RUMPEL$TILZCHEN

For hundreds of years people have tried to make gold from
lead or other elements. The alchemist Johann Friedrich Bottgher was held captive
by King August the Strong, as in the fairy tale 'The Miller's Daughter' to make
gold; in spite of which he made Meissen porcelain! Our financial system is
similar to the fairy tales: we make actual straw and strips of wood, into which
we first change into paper with which we can also purchase gold! We go even
further and print not even money, but rather credit with money that does not
exist except on paper: debt.
Banks hold only one-fourth of the cash of which credit they loan
out. Our credit is not only straw, it is air. The fairy tale shows that one can
hold gold or merchandise forth with a simple trick for a short time. Certainly
then, however, comes the hard inevitable time of inflation. It has to be paid
with suffering and tears, with life and health. "Something living is more
valuable to me than all treasures of the world." says the fiend to the princess. We pay for our indebtedness with the life of our youth; who are drunk with
materialism and succumb to all vices out of laziness or maybe even death. The
price is a desolate nature, destroyed families and an insane facade that can all
be annihilated with one blow.
Everything was possible, however because of the exchange with "straw" credit
money. Earlier insane projects failed miserably at financing. Today everyone
pays with "straw" that has been spun overnight.

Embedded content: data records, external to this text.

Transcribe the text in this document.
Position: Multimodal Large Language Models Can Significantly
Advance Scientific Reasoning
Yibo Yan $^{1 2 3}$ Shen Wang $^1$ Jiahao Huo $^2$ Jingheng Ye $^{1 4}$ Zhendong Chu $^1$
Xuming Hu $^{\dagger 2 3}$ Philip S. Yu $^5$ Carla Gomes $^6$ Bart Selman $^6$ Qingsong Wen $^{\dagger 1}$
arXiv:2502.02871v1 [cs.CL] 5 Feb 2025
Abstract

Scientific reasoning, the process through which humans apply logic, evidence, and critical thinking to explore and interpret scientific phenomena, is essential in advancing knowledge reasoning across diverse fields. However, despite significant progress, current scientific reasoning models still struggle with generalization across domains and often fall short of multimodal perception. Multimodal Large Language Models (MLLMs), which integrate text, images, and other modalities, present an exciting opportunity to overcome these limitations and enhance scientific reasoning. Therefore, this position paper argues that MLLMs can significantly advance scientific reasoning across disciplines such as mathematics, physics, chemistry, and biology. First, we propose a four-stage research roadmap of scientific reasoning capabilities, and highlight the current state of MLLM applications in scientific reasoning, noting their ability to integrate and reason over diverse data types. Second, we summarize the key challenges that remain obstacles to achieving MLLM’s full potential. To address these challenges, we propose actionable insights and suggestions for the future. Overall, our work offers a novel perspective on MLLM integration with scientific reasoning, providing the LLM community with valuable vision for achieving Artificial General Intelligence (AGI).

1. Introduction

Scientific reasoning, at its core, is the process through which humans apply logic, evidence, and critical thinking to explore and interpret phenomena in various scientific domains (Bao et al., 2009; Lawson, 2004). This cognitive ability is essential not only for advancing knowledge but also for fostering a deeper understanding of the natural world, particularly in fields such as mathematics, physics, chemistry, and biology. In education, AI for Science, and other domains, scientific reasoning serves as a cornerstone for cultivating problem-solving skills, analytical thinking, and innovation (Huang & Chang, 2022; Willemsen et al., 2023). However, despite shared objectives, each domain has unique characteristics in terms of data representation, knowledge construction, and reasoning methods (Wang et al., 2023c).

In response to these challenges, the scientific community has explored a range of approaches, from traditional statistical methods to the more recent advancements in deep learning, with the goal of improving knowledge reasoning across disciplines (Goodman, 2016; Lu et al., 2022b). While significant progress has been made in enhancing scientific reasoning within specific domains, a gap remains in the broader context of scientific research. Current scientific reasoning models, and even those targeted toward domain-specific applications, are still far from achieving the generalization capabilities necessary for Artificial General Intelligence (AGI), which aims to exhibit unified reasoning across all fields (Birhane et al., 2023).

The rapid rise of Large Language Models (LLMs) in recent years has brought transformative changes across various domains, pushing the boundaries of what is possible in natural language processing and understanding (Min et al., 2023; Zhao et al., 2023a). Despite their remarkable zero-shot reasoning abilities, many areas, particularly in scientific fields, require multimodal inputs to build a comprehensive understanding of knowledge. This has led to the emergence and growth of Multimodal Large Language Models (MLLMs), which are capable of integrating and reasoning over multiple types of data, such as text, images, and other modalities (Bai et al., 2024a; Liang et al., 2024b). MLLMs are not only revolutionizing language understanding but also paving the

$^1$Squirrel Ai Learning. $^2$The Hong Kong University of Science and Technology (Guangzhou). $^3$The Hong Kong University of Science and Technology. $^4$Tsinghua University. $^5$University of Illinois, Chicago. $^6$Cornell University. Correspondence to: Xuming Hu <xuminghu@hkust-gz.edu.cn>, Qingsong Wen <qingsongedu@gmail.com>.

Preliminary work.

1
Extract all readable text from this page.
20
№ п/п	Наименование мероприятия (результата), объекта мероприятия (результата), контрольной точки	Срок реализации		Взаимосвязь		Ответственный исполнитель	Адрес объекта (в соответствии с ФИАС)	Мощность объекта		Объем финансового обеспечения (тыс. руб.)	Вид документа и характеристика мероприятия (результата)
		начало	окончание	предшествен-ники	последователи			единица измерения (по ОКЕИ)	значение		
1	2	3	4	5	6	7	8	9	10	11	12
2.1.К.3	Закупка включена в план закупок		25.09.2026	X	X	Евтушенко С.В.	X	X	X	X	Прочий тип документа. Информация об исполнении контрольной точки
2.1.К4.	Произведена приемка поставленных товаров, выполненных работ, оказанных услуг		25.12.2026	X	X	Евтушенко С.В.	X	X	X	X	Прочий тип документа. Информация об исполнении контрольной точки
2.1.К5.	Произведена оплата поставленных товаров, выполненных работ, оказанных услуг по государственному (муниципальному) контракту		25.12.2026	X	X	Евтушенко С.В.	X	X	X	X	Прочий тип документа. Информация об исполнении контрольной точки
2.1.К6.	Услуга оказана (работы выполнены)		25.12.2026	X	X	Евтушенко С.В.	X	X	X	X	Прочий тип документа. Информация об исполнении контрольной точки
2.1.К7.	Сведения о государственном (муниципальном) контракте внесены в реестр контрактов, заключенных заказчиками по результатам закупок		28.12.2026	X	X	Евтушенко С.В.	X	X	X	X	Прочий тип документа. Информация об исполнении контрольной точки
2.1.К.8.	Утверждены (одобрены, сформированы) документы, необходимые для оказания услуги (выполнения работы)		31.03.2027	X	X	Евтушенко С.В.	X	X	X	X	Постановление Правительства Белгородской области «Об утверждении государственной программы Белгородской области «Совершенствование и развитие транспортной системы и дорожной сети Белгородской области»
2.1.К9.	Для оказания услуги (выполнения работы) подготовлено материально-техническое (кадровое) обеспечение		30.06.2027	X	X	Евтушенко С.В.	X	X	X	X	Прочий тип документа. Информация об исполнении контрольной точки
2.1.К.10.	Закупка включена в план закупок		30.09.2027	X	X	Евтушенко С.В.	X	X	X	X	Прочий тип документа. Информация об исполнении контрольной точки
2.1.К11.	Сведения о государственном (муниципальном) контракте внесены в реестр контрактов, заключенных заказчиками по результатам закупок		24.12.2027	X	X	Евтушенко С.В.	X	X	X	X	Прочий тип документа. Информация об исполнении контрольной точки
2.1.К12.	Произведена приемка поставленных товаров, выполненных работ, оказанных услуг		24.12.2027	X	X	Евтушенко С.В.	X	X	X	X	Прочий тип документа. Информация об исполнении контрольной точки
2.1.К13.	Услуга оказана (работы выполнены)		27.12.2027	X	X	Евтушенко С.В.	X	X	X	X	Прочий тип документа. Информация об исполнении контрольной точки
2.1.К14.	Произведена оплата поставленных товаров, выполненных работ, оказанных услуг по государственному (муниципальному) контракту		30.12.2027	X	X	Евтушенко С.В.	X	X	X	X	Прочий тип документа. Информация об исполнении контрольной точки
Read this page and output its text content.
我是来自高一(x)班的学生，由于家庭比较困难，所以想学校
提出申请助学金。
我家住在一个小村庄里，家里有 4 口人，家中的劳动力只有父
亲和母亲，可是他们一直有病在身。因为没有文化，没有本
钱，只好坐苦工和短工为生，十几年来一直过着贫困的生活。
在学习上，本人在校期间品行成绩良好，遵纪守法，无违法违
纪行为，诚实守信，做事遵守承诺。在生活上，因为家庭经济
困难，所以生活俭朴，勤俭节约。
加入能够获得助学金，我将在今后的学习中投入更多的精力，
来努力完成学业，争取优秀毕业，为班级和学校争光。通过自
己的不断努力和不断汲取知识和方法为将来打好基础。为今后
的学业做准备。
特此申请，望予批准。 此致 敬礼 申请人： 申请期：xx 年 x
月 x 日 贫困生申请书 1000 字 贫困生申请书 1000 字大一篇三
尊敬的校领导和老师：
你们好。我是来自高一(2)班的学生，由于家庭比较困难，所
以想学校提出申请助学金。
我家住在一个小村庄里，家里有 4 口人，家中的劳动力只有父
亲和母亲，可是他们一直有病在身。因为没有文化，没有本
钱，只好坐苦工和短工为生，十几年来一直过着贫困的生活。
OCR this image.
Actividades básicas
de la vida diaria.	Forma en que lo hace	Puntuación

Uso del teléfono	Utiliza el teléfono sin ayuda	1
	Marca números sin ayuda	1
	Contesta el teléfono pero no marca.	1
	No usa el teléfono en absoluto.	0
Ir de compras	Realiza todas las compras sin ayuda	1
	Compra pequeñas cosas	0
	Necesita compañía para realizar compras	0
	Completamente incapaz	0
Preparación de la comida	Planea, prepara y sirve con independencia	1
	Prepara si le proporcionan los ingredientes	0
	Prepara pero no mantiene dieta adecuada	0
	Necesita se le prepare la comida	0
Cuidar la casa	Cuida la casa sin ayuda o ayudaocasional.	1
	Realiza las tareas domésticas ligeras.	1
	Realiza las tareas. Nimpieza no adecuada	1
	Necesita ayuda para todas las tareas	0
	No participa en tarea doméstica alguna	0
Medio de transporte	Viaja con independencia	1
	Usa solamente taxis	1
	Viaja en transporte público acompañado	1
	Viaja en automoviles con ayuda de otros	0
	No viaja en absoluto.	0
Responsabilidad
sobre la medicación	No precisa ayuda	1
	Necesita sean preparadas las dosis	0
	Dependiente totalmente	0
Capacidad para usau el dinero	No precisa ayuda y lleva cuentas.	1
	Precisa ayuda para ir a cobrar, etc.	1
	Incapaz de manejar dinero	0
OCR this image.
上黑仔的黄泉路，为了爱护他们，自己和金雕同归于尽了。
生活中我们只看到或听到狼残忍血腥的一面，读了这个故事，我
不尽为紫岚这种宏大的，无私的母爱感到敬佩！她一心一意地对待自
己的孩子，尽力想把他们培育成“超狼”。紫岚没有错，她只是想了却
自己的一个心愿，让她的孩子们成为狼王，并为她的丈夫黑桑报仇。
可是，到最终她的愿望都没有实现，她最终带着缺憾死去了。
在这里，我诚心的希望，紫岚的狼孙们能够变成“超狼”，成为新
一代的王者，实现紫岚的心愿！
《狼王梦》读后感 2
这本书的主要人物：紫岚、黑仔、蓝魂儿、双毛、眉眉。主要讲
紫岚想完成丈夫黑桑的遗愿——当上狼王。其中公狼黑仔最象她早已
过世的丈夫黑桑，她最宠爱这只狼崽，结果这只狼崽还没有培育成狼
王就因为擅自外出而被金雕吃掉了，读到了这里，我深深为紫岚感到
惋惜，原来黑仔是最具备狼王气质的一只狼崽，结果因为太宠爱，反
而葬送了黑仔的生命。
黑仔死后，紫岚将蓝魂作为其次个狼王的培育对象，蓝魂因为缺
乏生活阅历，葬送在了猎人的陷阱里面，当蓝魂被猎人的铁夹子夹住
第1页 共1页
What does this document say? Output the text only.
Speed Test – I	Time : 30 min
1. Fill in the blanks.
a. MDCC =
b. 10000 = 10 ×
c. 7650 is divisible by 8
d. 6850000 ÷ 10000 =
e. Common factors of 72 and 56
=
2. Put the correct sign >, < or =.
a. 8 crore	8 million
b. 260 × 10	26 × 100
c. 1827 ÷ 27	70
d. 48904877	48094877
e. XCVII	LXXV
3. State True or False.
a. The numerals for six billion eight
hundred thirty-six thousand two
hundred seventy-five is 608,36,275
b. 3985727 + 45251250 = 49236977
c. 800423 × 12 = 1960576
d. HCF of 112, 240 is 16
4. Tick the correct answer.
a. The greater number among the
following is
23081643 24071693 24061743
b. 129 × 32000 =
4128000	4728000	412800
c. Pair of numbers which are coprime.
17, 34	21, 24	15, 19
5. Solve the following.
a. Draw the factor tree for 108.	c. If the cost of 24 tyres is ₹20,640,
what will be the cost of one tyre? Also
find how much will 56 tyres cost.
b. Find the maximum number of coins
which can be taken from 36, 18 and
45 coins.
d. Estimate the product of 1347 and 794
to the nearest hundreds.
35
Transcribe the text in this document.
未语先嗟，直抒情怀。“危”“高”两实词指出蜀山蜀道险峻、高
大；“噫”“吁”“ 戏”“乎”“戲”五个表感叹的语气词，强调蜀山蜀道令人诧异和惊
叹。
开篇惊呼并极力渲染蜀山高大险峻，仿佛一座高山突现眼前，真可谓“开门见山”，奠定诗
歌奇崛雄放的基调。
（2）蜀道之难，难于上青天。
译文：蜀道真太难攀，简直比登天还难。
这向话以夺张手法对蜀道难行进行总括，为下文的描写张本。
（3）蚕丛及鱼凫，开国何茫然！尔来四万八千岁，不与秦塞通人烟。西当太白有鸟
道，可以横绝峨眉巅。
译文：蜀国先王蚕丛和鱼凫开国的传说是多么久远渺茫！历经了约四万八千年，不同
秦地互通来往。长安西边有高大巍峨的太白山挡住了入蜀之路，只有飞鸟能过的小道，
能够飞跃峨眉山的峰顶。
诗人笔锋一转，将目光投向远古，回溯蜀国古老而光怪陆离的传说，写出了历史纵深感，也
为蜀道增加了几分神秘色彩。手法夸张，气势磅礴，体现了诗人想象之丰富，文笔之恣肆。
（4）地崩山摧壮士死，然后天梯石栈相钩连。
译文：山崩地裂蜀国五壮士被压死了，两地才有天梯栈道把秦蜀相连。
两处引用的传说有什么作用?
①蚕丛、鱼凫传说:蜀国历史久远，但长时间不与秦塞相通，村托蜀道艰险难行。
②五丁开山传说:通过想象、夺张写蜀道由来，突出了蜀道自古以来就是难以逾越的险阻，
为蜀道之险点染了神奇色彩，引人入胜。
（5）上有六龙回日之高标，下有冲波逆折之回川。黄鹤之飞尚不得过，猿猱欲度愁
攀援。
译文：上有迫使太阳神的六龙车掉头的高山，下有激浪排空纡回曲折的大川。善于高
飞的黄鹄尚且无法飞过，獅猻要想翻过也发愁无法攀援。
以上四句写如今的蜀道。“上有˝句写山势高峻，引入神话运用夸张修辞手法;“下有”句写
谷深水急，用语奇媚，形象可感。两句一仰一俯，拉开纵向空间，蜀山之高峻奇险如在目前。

How can we, how can the princess be saved from the sickness? How can she, how can we save our children? Insofar as we call the monster names, insofar as we knock the block off the root of the evil and not with all names and attacks are unsuccessful. The monster is not called Hinz or Kunz in the fairy tales, but rather Rumpel$tilzchen (or Zionist Jew in English). And the threatening sickness is not called economic crisis or unemployment, not war or suffering, but rather fraudulent money! With usurious credit money healthy businesses and folk tradesmen are destroyed, the youth are directed to vice, and Third World countries are driven to bankruptcy. Money not only rules but rather destroys the world in which every lunacy is financed. And the international bankers laugh and sing in their golden palaces:
"Today I press money, tomorrow I loan it. The week after tomorrow I command every government of the world. Oh, how great that no one knows, who it is that interest and usury grows!"